With those in the bag, I wondered what else would a homeless girl need. Perhaps; sanitary towels, painkillers, matches, candles  and a few other bits of pieces. the rucksack was heavy but it would be worth it. I got ready to go, saw it was raining and decided on my wellington boots and an umbrella. Was there a spare one to take her? My grandpa liked to collect useful things, so at the back of the closet were a few spare umbrellas. I chose a small pink one then set off.

The day was dull and it must have been raining to awhile because there were large puddles and everything was dripping wet. I walked slowly, weighted down with the rucksack. Some of the streetlamps were still on but they didn’t seem to be doing a good job. I hoped it wouldn’t get any darker. Following the country lanes around and to the bridge I didn’t see anybody or cars.

Going over the river, I picked up my pace and hurried through the rows of houses to the mill. I squeezed the gap in the fence and made my way over. In the gloom and rain, the paper mill looked darker and more dirtier. I could hear the rain falling into holes in the roof and dripping off metal.

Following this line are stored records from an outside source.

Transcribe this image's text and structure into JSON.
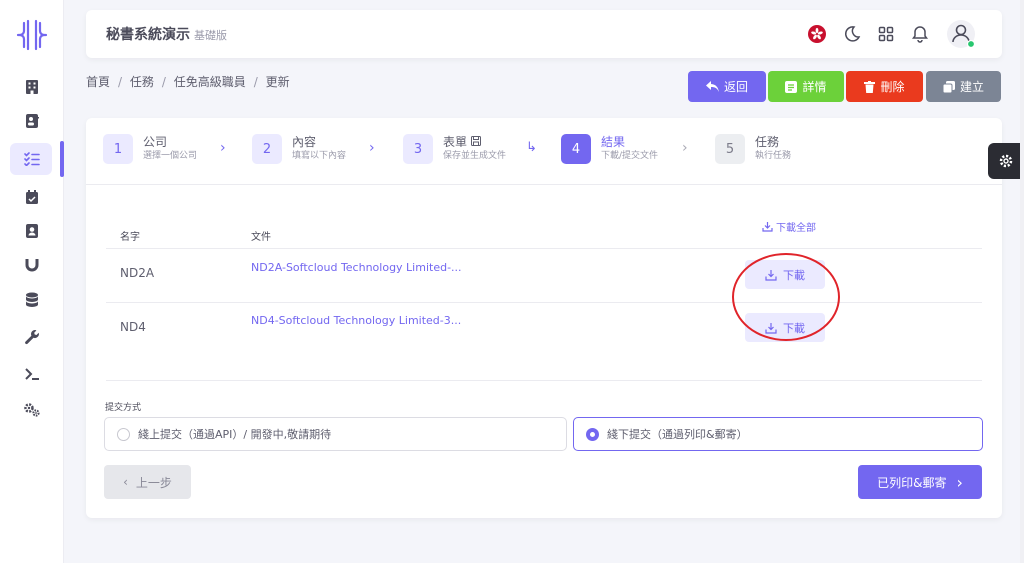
{
  "app": {
    "title": "秘書系統演示",
    "edition": "基礎版"
  },
  "sidebar": {
    "items": [
      {
        "icon": "building-icon"
      },
      {
        "icon": "contact-card-icon"
      },
      {
        "icon": "task-list-icon",
        "active": true
      },
      {
        "icon": "calendar-check-icon"
      },
      {
        "icon": "address-book-icon"
      },
      {
        "icon": "magnet-icon"
      },
      {
        "icon": "database-icon"
      },
      {
        "icon": "wrench-icon"
      },
      {
        "icon": "terminal-icon"
      },
      {
        "icon": "gears-icon"
      }
    ]
  },
  "header_icons": [
    "hong-kong-flag-icon",
    "moon-icon",
    "grid-icon",
    "bell-icon",
    "user-avatar-icon"
  ],
  "breadcrumb": [
    "首頁",
    "任務",
    "任免高級職員",
    "更新"
  ],
  "actions": {
    "back": "返回",
    "detail": "詳情",
    "delete": "刪除",
    "create": "建立"
  },
  "stepper": [
    {
      "num": "1",
      "title": "公司",
      "sub": "選擇一個公司"
    },
    {
      "num": "2",
      "title": "內容",
      "sub": "填寫以下內容"
    },
    {
      "num": "3",
      "title": "表單",
      "sub": "保存並生成文件"
    },
    {
      "num": "4",
      "title": "結果",
      "sub": "下載/提交文件"
    },
    {
      "num": "5",
      "title": "任務",
      "sub": "執行任務"
    }
  ],
  "table": {
    "headers": {
      "name": "名字",
      "file": "文件"
    },
    "download_all": "下載全部",
    "rows": [
      {
        "name": "ND2A",
        "file": "ND2A-Softcloud Technology Limited-...",
        "action": "下載"
      },
      {
        "name": "ND4",
        "file": "ND4-Softcloud Technology Limited-3...",
        "action": "下載"
      }
    ]
  },
  "submission": {
    "label": "提交方式",
    "options": [
      {
        "text": "綫上提交（通過API）/ 開發中,敬請期待",
        "selected": false
      },
      {
        "text": "綫下提交（通過列印&郵寄）",
        "selected": true
      }
    ]
  },
  "nav_buttons": {
    "prev": "上一步",
    "next": "已列印&郵寄"
  },
  "colors": {
    "primary": "#7367f0",
    "success": "#6cd13a",
    "danger": "#ea3a1e",
    "secondary": "#7c8595",
    "annotation": "#e0242a"
  }
}
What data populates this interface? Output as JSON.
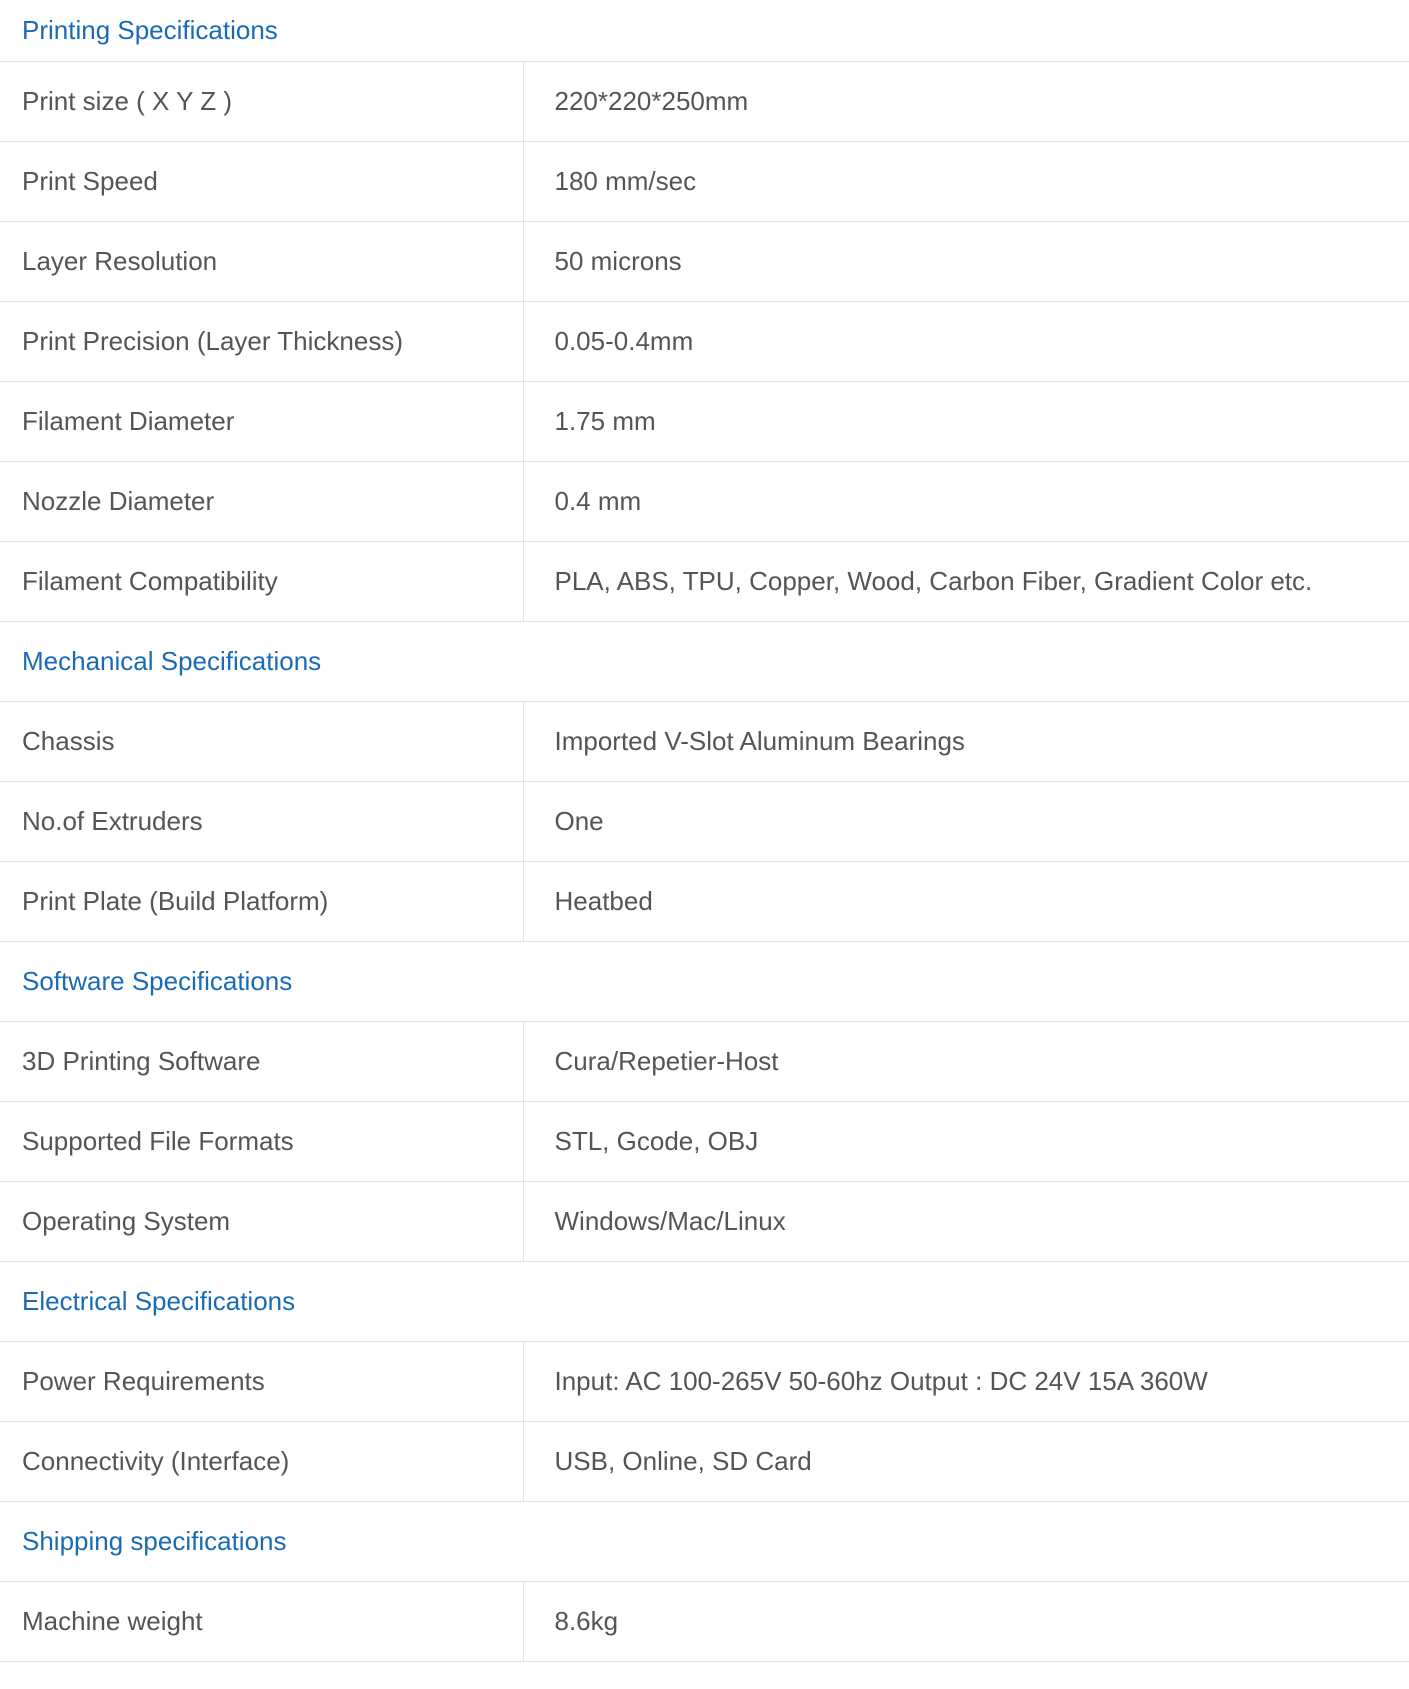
{
  "colors": {
    "section_heading": "#1a6bb5",
    "body_text": "#555555",
    "border": "#e3e3e3"
  },
  "sections": [
    {
      "title": "Printing Specifications",
      "rows": [
        {
          "label": "Print size ( X Y Z )",
          "value": "220*220*250mm"
        },
        {
          "label": "Print Speed",
          "value": "180 mm/sec"
        },
        {
          "label": "Layer Resolution",
          "value": "50 microns"
        },
        {
          "label": "Print Precision (Layer Thickness)",
          "value": "0.05-0.4mm"
        },
        {
          "label": "Filament Diameter",
          "value": "1.75 mm"
        },
        {
          "label": "Nozzle Diameter",
          "value": "0.4 mm"
        },
        {
          "label": "Filament Compatibility",
          "value": "PLA, ABS, TPU, Copper, Wood, Carbon Fiber, Gradient Color etc."
        }
      ]
    },
    {
      "title": "Mechanical Specifications",
      "rows": [
        {
          "label": "Chassis",
          "value": "Imported V-Slot Aluminum Bearings"
        },
        {
          "label": "No.of Extruders",
          "value": "One"
        },
        {
          "label": "Print Plate (Build Platform)",
          "value": "Heatbed"
        }
      ]
    },
    {
      "title": "Software Specifications",
      "rows": [
        {
          "label": "3D Printing Software",
          "value": "Cura/Repetier-Host"
        },
        {
          "label": "Supported File Formats",
          "value": "STL, Gcode, OBJ"
        },
        {
          "label": "Operating System",
          "value": "Windows/Mac/Linux"
        }
      ]
    },
    {
      "title": "Electrical Specifications",
      "rows": [
        {
          "label": "Power Requirements",
          "value": "Input: AC 100-265V 50-60hz Output : DC 24V 15A 360W"
        },
        {
          "label": "Connectivity (Interface)",
          "value": "USB, Online, SD Card"
        }
      ]
    },
    {
      "title": "Shipping specifications",
      "rows": [
        {
          "label": "Machine weight",
          "value": "8.6kg"
        }
      ]
    }
  ]
}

In through the door and I had to get my phone’s torch out to see. There was no keeping quiet with my wellingtons and heavy rucksack on the debris covered floor. I thought I went to the room she had been in, but I must have taken a wrong turn because I ended up at a metal staircase. At the top of which was a void of darkness. Shivering, I turned away and weaved my way back again. All the rooms looked the same but at last I found the right one.

‘Hello?’ I called, ‘It’s me Darcy.’

The fire wasn’t lit but there was enough dim light from the tall windows to see that she was still there. She was sat on the floor, huddled in dirty blankets with a sleeping bag wrapped around her. She turned and realised it was me.

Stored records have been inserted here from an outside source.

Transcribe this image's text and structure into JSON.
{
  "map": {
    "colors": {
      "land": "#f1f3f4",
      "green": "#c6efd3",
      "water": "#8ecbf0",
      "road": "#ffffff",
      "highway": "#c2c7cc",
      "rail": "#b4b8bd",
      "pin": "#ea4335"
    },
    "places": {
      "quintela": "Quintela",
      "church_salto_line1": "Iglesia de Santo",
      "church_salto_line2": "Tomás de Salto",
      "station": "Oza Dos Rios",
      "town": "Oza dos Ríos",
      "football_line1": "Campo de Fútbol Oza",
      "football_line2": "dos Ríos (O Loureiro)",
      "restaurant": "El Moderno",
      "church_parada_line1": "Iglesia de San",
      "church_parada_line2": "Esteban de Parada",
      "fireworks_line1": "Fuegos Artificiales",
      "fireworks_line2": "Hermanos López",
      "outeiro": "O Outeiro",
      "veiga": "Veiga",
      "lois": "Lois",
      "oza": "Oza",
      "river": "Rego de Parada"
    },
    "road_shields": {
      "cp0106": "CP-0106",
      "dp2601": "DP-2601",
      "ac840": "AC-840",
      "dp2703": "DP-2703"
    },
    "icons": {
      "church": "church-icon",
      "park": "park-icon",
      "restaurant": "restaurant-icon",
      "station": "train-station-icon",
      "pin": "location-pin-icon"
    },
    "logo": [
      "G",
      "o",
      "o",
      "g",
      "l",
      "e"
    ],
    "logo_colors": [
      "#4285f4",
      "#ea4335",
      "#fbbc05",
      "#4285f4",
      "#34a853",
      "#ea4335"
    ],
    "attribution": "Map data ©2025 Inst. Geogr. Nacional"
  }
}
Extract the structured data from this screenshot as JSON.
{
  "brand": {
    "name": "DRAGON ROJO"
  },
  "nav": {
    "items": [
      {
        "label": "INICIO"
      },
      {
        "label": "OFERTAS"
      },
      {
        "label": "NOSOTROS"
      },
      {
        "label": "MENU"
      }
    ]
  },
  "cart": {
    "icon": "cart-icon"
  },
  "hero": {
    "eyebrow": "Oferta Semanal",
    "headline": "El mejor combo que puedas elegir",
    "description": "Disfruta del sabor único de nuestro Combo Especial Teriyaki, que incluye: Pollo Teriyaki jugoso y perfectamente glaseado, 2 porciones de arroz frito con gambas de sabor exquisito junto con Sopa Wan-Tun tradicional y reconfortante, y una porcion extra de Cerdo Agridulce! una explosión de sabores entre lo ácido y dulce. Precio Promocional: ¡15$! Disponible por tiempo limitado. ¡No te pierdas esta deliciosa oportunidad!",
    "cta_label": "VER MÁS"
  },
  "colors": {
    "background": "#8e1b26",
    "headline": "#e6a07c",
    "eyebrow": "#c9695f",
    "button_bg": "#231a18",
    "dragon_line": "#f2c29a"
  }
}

‘I thought maybe….I could bring you somethings,’ I spoke, not sure what really to say.

She turned away from me without saying anything.

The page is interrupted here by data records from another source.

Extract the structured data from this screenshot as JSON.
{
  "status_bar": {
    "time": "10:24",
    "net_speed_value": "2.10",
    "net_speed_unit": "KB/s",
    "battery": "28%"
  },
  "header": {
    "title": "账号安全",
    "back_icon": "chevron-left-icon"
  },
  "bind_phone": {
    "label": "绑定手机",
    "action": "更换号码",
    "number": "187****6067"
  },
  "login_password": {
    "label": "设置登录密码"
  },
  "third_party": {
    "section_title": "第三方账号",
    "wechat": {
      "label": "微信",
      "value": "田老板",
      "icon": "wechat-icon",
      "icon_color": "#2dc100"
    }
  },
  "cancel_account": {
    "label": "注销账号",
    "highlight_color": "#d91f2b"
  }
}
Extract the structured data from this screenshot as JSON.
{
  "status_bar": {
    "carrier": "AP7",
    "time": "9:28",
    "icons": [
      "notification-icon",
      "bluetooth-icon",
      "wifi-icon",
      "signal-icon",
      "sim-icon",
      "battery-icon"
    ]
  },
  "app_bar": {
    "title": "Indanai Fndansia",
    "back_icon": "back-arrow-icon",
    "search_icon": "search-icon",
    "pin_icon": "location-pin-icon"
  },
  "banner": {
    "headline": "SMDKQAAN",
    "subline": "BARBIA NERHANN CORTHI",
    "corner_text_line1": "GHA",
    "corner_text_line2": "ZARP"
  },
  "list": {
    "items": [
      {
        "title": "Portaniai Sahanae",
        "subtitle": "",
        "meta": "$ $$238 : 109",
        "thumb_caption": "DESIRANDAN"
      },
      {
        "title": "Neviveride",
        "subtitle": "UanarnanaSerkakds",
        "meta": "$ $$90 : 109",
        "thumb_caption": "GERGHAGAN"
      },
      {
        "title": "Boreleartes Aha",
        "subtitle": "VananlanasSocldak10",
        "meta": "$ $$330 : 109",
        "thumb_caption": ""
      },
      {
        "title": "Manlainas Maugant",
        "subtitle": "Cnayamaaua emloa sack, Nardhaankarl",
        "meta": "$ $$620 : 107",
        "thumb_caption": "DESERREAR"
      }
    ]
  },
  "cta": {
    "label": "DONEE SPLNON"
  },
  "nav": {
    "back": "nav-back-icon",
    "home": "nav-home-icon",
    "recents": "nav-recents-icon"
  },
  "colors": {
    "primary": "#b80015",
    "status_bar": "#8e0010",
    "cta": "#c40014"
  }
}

I walked over and placed the bag down.

‘It’s not much just some food and clothes,’ I added.

There was a large piece of cardboard next to my feet, so I sat down. I opened the bag and took anything out. She kept her head turned away from me as if I wasn’t there. Whatever I had been thinking might happen, it hadn’t been like this. But why would a teenage girl suddenly gush out her life story to a stranger she’d never meet over some old clothes and food? Had I really thought we’re going to become best friends?

I waited a few minutes, listening to the rain falling and feeling the cold stiffen my limbs. She was quiet, ignoring me and because she was keeping away from me, I couldn’t make out her face. I wanted to catch her eye so at least I could try and say something else, but she didn’t move.

‘Fine,’ I sighed, ‘I’ll go.’

I picked up the rucksack and slowly walked away. Every now and then I glanced over my shoulder, but the girl hadn’t moved. At the doorway, I stopped and thought about saying something else to her, reminding her of her manners maybe? Get angry and yelling out my disgust at her? Perhaps hoping her the best?

The words, whatever they were, wouldn’t come out so I turned away and walked back through. Even though my mind was still on her, I couldn’t help but think about what the paper mill would have been like in the past. It would have been loud with machines cutting up the trees and making the paper. The air would have been heavy with wood dust and chemicals. People would have been everywhere too.

I made it out in one go, only to find the rain had got heavier and the wind had picked up. I opened my umbrella and hurried home, my heart and thoughts weighed down.